What dishes are particularly impressive when made with a Food Processor?
OK Chow Mavens,
I've never had a food processor in my life, and I just ordered the 12 cup KFP750 in black. I put one on the "to-get" list over Thanksgiving when slicing and dicing seemed to take forever, but am interested in trying out all the uses of it.
Question is this:
I have company coming this weekend and would love to make something impressive specifically by virtue of the FP !
Maybe a really cool looking veggie dish (or other dish)?
One guest mentioned she's been craving meatloaf... But I'm game for any ideas.
It should arrive on Thursday !!!
To research the purchase, I surfed the following websites:
- GardenWeb.com (odd forum software, but a great resource for lots of major appliances- was invaluable for a dishwasher purchase)
- Cooks Illustrated
- Kitchenaid forum
Biggest decision point was between the KFP750 and the KFP760 was that safety mechanism on the ultra wide mouth. I went back and forth but ultimately I think needing to have the pusher in the mouth before it would work would be more of a pain than not. Looked at the 760 in a store to see if I could trick out the safety mechanism into thinking it was engaged when it wasn't. Ultimately decided against trying that because the options I considered didn't seem reliable enough.
Thanks for sharing your wisdom & experience!
Good question. I have a Cuisinart I've used for years, and I find that in general it's not something that enables me to easily make gourmet dishes that I couldn't make without it, but rather a major time-and-energy saver on tedious large-scale jobs like shredding lots of potatoes or cheese really quickly. I certainly wouldn't make potato pancakes nearly as often without it!
Actually, there is one thing I use it for that fits your criteria: an intensely rich flourless chocolate cake called a Bête Noir, from Lora Brody's Growing Up on the Chocolate Diet. The recipe is available on line (inappropriately credited to an MIT student!) at http://web.mit.edu/chocolatiers/www/r...
For sensory overload, I usually serve this with a chocolate ganache, but a custard sauce would work well too. Serve small portions, it's like eating pure chocolate truffle!
And one other thing I can't believe I forgot: fresh horseradish!

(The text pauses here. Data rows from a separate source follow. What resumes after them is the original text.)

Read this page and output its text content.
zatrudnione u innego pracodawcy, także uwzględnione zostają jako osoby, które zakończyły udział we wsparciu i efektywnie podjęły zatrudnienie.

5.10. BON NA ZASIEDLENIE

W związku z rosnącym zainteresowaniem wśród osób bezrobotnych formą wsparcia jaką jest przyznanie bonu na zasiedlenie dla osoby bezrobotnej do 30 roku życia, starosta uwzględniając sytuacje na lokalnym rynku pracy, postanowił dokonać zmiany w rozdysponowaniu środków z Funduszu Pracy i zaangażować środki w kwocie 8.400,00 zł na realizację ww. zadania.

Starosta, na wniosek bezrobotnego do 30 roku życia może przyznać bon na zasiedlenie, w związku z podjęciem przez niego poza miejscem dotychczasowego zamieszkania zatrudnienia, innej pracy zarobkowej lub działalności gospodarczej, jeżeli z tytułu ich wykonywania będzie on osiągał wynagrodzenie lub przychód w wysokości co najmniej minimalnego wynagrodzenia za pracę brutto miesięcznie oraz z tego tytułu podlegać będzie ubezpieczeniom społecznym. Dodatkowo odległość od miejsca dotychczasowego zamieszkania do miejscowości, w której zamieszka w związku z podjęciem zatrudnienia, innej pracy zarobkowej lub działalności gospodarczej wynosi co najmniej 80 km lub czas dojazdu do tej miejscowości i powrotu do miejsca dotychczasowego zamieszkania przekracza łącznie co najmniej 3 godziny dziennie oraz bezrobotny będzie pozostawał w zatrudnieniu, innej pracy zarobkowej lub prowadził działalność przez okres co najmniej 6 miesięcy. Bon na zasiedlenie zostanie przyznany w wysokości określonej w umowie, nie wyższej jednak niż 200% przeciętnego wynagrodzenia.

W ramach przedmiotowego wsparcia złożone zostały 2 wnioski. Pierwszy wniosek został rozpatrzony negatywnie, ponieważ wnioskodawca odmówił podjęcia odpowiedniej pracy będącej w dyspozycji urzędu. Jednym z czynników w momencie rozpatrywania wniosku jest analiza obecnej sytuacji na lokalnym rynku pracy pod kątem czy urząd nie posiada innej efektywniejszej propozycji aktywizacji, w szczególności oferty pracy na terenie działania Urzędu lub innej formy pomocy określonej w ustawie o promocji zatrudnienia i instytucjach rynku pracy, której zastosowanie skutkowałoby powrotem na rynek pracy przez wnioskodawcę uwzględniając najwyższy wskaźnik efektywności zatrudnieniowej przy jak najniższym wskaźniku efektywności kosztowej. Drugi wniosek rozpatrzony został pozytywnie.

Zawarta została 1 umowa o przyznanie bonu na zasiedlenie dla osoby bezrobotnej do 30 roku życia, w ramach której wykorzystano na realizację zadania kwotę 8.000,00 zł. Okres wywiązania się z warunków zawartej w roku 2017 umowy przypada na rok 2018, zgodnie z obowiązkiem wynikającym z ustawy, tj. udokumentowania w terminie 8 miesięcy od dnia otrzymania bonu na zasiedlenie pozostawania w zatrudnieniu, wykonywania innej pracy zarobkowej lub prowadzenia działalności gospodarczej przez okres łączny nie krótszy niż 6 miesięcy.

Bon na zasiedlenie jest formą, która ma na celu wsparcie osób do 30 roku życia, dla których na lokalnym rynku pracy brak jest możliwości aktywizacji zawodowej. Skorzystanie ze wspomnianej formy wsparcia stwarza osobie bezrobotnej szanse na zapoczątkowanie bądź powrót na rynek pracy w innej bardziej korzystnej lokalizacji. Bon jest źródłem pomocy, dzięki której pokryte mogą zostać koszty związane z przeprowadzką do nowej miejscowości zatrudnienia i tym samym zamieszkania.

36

It's dead simple, just pare the brown outside off the root, rinse it clean, cut it into chunks, and throw it in the processor. Puree it as fine as you can dry, then add enough white vinegar for it to form a paste and puree it as fine as you like. Just be careful when you open the processor to scrape down the sides, the fumes are killer! But, thanks to the processor, you only have to deal with them for a few moments at a time. The end result is infinitely better than store-bought, and guaranteed to impress your friends.
I agree, hummus is great in a food processor. Just remember to add the olive oil in *by hand*, after you take the hummus out of the food processor. High-speed whirling blades destroy the flavor of the oil. I like my recipe: 1 can chickpeas (drained, reserve the liquid), 1/3 to 1/2 cup tahini, 1 tsp each cumin and ground coriander, dash of cayenne, 2 tbs lemon juice (more if you like), about 1/2 tsp salt. Process them up, adding chickpea liquid to get to the consistency you like. After it's done, transfer it to a bowl and stir in at least 2 tbs olive oil.
I would go to the Home Cooking Board and ask them for some recipes or ideas. I'm not really sure what you have in mind for a dish that showcases the food processor, unless you just want to tell your guests that it was made in the processor?
I've done a few veggie salads in my food processor which I would never have bothered with (at least, not on those occasions when I'm making vast amounts for company) if not for the food processor. Moroccan carrot salad and a cold Russian beet salad, both using shredded veggies. I've also done a cold cucumber salad with very finely sliced cucumbers.
In general, I find it often depends on portion size. A lot of dishes with ground meat can be made quicker in a food processor is you want to chop up onions and garlic first, then add meat and mix, along with anything else you're tossing in. But most of that can be done w/out the processor too, just more time-consuming.
You could always try to find one a food processor cookbook, especially some of the older ones, which used to come with Cuisinart (and may still, I'm not sure). If nothing else, it might make for a good laugh- a sort of retro meal from a time when food processors first started to really change our kitchens.
Chowser, I have found that a food processor makes the best shortbread or pastry dough. The blades work so fast, so the gluten doesn't have time to form.
I also agree with the cheesecake in the food processor. They work especially well when the cream cheese is cold, and won't want to incorporate with a stand mixer.